We take suggestions / recommendations from our near and dear as they know what we like and what fits us best. This is what Jobgar ‘Recommendation System’ trying to model to deliver the same relevant recommendations.
So how Jobgar’s Recommendation Engine actually works ?
Firstly, 'Smart Algorithm' understand user's preferences and interests and keeps learning in real-time about their changing interests and habits.
Then 'Profiling Technology' comes in, it profiles each user by analyzing user's resume including attributes, demographics, social networks, skills, experience, location, CTC, etc.

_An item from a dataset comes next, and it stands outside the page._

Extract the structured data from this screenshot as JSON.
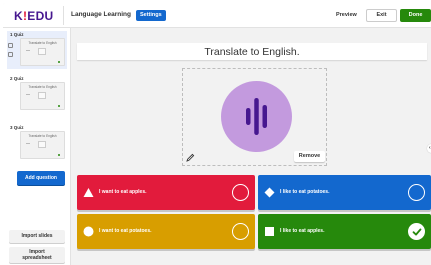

Finally, 'Recommendation Engine' does the intelligent predictions using user's skills, experience, current location, current CTC and interests. Engine determines and recommend a user to switch a job whenever a matching opportunity is posted.
While doing so, due diligence is given to individual privacy.
What does Jobgar's Recommendation Engine do?
Recommendation Engine combines user's preferences, resume details and activities, it offers automated personalized advice, tailored to each user, to include:
Job Switch Recommendations
Special Someone Recommendations
Professional Connection Recommendations
Benefits of Jobgar’s Recommendation Engine.
Recommendation Engine is based on actual user behavior to provide the best possible experiences.
It Delivers relevant job postings only.
It reduces the need to perform manual search for better job opportunities.
It also recommends skill enhancement to improve job prospects.
Personalized interactions by the website at every step of the user journey.
A recommendation engine boosts job posting by bringing targeted traffic to it.
Personalization solution for business.
Engages Jobseeker to job postings.
Jobgar is not just a job search or job matching website, but a candid attempt to understand 'Job-seeker' & 'Employer' needs, and constantly interact with them to deliver content / recommendations for better prospects.